Capstone also took issue with court's supposed characterisation of coverages as "excess insurance".
"The court appears to have concluded that the captive policies, which did not duplicate any commercial coverages, were not obtained for non-tax reasons because the insured had never exhausted the commercial policies in any year, despite the commercial policies covering distinct and separate risks from the policies issued by the captive," it explained.
Capstone also felt the court had erroneously concluded that the coverages stated as "excess" over any other scheduled policies were improperly designed because they were "excess".
"The court’s repeated focus on this “excess” issue – in rejecting Reserve’s policies as valid insurance – was misplaced given the fact that each and every one of the direct policies issued by Reserve covered insurance risks for which the insureds had no underlying coverage. Each of the direct policies issued by Reserve represented the primary (first layer) coverage and did not provide coverage that was “excess” over any other commercial or captive insurance.
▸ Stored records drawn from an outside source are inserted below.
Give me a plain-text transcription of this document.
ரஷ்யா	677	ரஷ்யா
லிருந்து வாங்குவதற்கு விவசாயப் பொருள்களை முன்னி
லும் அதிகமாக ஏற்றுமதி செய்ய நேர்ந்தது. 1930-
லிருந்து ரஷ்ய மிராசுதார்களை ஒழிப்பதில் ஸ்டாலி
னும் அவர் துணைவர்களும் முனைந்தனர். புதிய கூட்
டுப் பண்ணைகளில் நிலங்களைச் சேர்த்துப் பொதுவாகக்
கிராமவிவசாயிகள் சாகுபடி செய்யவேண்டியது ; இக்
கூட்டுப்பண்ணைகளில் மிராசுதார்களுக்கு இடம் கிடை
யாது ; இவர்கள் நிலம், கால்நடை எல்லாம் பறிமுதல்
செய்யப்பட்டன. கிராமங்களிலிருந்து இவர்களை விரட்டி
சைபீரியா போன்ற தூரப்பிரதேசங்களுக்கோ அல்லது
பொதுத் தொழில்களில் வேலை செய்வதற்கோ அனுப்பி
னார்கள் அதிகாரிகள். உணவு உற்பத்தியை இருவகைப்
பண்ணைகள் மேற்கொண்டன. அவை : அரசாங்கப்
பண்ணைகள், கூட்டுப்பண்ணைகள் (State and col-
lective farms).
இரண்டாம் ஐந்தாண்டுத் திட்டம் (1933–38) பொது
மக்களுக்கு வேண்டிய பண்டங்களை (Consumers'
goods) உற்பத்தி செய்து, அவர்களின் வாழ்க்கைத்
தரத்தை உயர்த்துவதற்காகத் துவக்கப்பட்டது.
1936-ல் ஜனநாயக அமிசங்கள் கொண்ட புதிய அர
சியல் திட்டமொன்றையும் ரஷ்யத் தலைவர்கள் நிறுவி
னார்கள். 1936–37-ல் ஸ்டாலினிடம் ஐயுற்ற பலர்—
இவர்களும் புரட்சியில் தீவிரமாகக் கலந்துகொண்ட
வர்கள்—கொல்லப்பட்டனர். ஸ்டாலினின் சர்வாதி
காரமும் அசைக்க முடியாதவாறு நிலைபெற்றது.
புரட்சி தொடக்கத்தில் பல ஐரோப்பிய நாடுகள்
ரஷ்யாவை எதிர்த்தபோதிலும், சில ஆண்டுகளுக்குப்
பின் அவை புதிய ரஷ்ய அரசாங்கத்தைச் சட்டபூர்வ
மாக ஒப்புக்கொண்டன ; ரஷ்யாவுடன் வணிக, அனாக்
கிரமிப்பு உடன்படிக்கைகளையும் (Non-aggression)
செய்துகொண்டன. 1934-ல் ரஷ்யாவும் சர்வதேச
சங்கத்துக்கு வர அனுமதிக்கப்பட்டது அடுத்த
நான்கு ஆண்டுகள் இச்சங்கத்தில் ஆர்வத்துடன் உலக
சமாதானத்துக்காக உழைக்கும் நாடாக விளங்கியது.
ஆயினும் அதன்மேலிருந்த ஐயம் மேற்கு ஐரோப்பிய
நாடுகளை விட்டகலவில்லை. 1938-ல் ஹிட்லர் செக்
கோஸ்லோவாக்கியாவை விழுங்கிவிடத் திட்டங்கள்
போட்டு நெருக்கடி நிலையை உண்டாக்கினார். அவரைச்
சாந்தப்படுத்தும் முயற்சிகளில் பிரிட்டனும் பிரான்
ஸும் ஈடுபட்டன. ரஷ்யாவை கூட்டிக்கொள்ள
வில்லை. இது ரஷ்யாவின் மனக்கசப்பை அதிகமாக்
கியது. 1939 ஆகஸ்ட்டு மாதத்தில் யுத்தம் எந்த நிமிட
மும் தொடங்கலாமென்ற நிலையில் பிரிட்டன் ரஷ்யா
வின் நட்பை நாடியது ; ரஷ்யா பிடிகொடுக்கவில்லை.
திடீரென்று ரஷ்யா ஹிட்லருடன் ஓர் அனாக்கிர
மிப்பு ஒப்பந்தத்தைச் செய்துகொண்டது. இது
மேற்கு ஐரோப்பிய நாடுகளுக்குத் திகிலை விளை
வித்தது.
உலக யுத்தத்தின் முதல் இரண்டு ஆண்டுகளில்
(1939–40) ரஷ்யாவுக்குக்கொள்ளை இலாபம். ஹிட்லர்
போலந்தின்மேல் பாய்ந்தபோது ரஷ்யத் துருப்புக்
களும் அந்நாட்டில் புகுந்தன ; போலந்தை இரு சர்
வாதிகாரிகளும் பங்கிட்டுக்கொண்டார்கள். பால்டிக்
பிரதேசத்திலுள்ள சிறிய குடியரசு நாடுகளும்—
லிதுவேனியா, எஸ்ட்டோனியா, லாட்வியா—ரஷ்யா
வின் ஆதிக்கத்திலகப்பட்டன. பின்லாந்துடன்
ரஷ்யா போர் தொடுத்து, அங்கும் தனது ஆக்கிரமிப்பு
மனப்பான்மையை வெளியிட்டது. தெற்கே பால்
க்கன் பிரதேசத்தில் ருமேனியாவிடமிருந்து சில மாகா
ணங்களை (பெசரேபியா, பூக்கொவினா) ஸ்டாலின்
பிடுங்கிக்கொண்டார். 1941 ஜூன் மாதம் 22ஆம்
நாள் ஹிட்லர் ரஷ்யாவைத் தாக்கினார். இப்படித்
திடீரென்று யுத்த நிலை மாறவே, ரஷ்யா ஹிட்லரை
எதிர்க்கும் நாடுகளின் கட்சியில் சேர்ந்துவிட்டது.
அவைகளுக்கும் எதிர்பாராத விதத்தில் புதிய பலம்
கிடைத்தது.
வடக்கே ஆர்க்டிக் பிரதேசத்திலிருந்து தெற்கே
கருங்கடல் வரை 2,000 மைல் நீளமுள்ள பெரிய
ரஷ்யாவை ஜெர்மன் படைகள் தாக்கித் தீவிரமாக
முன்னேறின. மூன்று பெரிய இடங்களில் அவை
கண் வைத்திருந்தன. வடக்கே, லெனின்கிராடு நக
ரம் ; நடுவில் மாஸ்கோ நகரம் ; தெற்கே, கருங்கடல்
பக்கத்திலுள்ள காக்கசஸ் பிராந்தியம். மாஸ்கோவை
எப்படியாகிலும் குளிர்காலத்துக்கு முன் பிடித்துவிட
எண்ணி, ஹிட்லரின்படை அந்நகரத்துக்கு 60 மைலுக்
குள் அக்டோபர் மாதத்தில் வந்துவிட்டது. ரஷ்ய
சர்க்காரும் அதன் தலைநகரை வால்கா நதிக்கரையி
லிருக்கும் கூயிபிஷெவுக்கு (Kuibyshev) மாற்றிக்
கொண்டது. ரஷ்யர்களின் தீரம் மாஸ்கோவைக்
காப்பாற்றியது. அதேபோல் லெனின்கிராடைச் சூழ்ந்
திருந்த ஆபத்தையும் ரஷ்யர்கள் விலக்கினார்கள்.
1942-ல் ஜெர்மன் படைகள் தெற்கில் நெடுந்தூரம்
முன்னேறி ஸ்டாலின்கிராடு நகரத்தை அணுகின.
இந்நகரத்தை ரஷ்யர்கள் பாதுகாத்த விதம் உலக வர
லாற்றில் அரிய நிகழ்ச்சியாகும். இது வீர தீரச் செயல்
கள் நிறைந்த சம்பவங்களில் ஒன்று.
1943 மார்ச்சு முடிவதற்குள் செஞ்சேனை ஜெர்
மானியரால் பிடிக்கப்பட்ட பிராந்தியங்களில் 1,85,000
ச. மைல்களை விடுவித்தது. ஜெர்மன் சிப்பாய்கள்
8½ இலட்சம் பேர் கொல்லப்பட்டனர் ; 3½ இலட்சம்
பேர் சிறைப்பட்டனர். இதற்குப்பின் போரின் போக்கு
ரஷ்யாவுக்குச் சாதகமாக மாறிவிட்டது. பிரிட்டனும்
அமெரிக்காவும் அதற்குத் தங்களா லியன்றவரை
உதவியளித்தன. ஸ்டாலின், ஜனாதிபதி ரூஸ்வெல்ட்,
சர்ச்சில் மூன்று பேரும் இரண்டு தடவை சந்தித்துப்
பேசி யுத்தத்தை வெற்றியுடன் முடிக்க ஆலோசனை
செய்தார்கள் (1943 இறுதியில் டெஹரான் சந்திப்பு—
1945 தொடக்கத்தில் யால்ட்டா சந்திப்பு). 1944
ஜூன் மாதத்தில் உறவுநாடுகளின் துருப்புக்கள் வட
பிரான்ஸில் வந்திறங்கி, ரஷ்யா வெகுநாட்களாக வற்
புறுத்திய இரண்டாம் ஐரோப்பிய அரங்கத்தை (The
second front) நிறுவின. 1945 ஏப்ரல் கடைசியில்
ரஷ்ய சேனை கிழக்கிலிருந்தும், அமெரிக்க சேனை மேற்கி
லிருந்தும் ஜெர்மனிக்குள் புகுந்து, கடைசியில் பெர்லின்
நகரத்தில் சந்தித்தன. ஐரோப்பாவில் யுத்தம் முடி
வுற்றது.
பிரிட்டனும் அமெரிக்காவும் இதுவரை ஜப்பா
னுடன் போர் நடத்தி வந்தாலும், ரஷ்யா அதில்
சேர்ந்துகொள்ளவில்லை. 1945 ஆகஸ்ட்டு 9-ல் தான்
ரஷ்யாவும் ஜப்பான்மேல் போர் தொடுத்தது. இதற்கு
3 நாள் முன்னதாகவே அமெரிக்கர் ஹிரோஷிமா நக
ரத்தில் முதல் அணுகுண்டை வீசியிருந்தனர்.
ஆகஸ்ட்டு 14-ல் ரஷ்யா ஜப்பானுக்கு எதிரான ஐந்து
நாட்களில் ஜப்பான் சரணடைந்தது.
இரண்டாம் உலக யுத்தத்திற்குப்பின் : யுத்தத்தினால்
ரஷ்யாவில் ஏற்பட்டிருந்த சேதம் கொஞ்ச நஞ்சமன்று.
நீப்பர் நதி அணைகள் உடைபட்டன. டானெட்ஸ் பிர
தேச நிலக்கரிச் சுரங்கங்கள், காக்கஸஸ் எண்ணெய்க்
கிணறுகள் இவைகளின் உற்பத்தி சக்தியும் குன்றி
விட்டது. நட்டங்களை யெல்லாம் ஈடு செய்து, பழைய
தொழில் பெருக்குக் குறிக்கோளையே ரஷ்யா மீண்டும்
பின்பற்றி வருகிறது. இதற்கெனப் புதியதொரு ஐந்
The court concluded that this “excess” language, even in the absence of a duplicative underlying commercial policy, was fatal to a finding of insurance for federal income tax purposes."
Capstone again took issue with the court rejecting the testimonies of seven of the expert and fact witnesses present.
"At least seven expert and fact witnesses testified that Reserve’s policies were insurance policies as commonly understood for insurance purposes, with the testimony of these witnesses being uncontested at trial with respect to at least 11 of the 14 policies," Capstone said.
Finally, Capstone disagreed with the court's supposed emphasis on 'cookie cutter' policies.
"The court viewed the policies as “cookie cutter” rather than, apparently, being individually manuscripted and negotiated one at a time," explained Capstone.
"Despite it being ubiquitous in the insurance industry for policy contracts to be based on forms, the court apparently viewed this as being yet another “fatal factor” in her analysis in rejecting the contracts as insurance."